• There are generally 5 types of business structures you can choose from if you’re starting a new business for profit:
    • Sole-proprietorship
    • General Partnership
    • Limited Partnership (LP)
    • Limited Liability Partnership (LLP)
    • Limited Liability Company (LLC)
  • To decide which business structure is most suitable for you, you will need to consider the following factors: –
    • How much capital you are prepared to invest?
    • How many owners there will be in the business?
    • What liabilities and responsibilities you are prepared to assume?
    • What risks you are prepared to take?
    • Whether a company of that structure will be easy to close?
  • Some of the main features of a Limited Partnership include the following: –
    • Limited Partnership (LP):
      • A LP comprises at least 2 partners of which 1 partner must be the general partner and 1 partner must be the limited partner.

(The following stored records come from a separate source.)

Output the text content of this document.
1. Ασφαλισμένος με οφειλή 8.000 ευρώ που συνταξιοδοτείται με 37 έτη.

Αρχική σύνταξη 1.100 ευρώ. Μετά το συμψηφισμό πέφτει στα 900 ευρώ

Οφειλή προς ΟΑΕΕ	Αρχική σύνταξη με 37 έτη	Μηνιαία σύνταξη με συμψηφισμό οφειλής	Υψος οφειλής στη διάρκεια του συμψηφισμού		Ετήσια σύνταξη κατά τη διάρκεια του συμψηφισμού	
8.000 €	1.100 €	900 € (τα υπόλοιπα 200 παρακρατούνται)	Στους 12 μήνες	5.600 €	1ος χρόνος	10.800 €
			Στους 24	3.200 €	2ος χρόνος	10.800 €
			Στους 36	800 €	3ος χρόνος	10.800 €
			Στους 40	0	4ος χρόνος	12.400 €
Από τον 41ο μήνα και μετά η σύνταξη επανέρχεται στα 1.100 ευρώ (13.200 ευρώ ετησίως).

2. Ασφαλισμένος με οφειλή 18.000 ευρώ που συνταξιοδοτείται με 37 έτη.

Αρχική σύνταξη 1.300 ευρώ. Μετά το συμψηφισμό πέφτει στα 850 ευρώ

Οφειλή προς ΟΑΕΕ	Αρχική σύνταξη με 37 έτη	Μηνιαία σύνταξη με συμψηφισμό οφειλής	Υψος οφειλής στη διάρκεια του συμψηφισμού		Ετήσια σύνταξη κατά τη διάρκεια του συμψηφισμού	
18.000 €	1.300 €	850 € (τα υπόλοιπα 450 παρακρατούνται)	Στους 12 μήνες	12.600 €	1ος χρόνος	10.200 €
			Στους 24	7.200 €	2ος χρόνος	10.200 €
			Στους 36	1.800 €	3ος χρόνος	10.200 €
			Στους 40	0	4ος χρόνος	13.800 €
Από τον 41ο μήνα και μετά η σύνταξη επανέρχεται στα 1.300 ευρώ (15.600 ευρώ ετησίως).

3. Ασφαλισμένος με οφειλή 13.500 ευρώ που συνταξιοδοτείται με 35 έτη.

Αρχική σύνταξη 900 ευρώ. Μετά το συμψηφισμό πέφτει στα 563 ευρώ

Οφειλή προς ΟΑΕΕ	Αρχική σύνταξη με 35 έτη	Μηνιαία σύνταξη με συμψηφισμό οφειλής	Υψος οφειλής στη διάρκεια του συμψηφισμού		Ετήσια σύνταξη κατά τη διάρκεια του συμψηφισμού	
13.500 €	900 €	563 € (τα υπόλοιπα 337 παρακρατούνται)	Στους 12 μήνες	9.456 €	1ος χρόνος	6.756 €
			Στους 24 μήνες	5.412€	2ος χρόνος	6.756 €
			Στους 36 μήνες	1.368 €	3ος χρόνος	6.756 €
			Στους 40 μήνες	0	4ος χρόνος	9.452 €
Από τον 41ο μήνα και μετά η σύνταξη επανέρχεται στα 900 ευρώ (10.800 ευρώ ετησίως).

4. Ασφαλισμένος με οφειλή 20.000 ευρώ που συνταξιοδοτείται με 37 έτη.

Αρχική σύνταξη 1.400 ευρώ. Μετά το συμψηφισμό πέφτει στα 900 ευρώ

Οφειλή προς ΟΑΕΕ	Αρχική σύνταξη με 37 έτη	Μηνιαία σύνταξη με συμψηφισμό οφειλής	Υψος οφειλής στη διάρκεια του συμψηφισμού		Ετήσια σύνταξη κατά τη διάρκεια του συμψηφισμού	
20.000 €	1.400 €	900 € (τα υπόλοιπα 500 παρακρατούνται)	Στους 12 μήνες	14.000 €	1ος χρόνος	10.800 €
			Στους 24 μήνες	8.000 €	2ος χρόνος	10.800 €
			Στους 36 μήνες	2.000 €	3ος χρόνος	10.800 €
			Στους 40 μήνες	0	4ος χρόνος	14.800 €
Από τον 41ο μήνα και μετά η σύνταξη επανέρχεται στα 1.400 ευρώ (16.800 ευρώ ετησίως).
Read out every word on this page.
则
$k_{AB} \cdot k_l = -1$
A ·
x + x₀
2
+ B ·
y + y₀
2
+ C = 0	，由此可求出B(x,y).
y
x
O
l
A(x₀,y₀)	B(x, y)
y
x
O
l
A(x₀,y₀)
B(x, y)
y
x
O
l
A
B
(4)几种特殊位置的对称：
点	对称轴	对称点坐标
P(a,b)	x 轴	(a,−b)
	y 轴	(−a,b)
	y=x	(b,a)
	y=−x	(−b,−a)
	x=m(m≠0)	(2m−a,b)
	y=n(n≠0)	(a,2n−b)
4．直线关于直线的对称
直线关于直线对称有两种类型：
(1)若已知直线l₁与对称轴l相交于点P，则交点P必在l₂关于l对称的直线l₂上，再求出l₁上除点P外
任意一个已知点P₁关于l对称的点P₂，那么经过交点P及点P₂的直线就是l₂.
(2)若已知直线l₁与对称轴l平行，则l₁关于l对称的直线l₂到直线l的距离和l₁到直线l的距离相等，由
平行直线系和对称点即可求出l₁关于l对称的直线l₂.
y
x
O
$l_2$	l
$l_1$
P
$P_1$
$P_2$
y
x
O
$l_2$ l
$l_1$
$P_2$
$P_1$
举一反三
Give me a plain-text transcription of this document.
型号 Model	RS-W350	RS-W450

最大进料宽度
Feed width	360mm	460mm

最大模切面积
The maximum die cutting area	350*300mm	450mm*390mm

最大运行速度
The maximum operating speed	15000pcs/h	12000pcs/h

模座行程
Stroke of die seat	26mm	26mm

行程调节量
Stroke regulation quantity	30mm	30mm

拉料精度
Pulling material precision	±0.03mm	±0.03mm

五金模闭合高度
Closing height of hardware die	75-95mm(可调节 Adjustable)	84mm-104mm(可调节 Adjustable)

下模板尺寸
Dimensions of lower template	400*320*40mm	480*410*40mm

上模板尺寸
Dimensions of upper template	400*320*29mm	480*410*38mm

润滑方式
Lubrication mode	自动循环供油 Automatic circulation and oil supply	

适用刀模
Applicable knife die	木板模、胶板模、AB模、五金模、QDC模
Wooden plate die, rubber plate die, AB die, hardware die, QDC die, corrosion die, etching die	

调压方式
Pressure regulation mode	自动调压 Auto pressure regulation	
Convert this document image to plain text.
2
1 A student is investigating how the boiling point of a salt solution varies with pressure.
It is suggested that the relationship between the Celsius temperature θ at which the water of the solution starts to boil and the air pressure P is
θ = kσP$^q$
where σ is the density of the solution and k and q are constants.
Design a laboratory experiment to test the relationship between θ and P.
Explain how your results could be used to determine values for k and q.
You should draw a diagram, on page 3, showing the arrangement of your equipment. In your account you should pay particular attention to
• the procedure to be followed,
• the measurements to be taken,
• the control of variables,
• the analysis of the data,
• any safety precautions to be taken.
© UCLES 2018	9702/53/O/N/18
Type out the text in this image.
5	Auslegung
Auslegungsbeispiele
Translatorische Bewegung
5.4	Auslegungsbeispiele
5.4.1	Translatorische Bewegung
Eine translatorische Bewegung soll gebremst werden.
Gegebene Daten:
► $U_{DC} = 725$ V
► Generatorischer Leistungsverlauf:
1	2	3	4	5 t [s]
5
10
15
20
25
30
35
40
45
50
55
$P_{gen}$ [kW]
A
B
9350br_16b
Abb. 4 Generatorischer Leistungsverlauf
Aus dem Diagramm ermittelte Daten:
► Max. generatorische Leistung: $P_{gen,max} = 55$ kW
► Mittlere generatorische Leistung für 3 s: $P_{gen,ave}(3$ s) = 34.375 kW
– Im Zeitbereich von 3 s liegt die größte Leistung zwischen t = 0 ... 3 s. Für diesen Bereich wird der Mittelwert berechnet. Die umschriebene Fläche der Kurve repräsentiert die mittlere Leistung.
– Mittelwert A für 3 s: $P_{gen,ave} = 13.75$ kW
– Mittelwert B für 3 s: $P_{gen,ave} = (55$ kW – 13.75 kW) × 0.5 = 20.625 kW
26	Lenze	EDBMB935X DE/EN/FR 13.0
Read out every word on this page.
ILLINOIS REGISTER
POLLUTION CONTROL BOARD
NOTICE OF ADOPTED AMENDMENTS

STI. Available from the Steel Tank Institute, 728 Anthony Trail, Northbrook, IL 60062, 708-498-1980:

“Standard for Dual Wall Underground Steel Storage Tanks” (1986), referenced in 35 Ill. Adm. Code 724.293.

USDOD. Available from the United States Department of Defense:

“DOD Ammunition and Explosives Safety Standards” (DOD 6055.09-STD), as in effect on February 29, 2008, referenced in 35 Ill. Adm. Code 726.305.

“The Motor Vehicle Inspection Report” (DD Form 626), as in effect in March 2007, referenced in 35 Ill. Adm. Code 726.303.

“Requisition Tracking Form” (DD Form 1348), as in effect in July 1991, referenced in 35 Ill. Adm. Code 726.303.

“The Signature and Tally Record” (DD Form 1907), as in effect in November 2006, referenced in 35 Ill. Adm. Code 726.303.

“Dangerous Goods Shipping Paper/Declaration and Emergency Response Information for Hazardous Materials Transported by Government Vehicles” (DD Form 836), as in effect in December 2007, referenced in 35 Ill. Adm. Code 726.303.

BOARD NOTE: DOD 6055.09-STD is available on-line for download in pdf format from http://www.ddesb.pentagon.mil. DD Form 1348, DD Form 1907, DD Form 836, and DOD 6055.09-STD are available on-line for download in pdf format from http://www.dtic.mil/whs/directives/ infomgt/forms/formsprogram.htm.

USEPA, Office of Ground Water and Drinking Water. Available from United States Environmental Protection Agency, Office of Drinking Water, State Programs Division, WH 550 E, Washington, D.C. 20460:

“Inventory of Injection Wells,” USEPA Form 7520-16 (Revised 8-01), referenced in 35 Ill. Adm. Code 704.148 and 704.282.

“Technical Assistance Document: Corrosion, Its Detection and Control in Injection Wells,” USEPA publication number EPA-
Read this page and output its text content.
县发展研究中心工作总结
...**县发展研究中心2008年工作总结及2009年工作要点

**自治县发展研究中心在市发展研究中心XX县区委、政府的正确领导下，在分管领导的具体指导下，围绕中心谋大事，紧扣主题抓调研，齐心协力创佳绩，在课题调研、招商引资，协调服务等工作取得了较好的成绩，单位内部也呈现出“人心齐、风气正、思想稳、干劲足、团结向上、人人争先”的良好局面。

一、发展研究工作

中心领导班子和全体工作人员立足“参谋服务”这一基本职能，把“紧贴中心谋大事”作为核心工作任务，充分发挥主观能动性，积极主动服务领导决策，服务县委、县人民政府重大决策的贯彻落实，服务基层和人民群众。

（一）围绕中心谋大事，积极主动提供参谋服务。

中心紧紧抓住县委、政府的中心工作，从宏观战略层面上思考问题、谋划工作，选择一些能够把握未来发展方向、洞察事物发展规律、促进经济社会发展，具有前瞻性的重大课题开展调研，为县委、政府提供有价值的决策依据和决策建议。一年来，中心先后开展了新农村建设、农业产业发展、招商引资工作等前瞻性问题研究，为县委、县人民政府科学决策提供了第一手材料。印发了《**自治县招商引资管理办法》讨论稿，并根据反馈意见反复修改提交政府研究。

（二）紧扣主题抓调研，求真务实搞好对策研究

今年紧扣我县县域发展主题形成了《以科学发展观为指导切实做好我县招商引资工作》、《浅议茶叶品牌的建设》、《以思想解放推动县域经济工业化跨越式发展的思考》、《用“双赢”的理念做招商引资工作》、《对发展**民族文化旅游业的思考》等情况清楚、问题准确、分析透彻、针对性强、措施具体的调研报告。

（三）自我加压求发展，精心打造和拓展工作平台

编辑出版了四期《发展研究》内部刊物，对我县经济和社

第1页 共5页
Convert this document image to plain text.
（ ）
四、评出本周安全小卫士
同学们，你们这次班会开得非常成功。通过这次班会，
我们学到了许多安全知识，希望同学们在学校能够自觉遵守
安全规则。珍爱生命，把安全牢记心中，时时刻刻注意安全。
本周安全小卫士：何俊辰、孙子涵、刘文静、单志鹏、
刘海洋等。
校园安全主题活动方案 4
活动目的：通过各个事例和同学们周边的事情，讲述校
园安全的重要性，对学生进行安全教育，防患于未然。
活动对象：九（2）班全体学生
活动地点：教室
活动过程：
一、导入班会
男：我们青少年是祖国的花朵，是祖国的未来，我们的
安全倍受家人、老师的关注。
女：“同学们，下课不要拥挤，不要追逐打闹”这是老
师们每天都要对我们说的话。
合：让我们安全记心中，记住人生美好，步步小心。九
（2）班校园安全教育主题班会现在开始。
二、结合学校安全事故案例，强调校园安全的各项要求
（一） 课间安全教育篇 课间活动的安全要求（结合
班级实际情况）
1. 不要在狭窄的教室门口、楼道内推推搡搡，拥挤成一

      • A general partner is liable for all the LP’s debts. He also has control over the management of the entity.
      • A limited partner is only liable for the LP’s debts up to the amount of his own respective individual contributions to the business which would have been fixed when the entity was first formed.
      • A partners can be an individual or a foreign or local company.
      • The partners pay tax on their share of income from the partnership according to their own personal rates of income tax.
      • You can consider using an LP if you wish to invest in a business without participating in its management and you place a greater value on having limited liability protection compared to being involved in the LP’s management.
      • The limited partner must be careful not to carry out any activities that may be considered as “participation in management”.
      • This is because once a limited partner participates in the management of the business, he will lose the limited liability protection and he will instead become personally liable for the entity’s’ debts going forward.
      • A list of activities that the limited partner may carry out without being considered as “participating in management” may be found in the First Schedule to the Limited Partnerships Act.
      • An LP is not a separate and distinct legal entity. As such, it is not entitled to sue and be sued in its own name or own land in its own name. Instead, the LP can be sued in the names of individual partners.

In addition, it will not have perpetual succession (i.e. it will terminate upon the death or departure of the owners or partners). This is because only entities with perpetual succession can continue to exist and operate upon the death or departure of the owners without having to transfer property whenever there is a change of its ownership.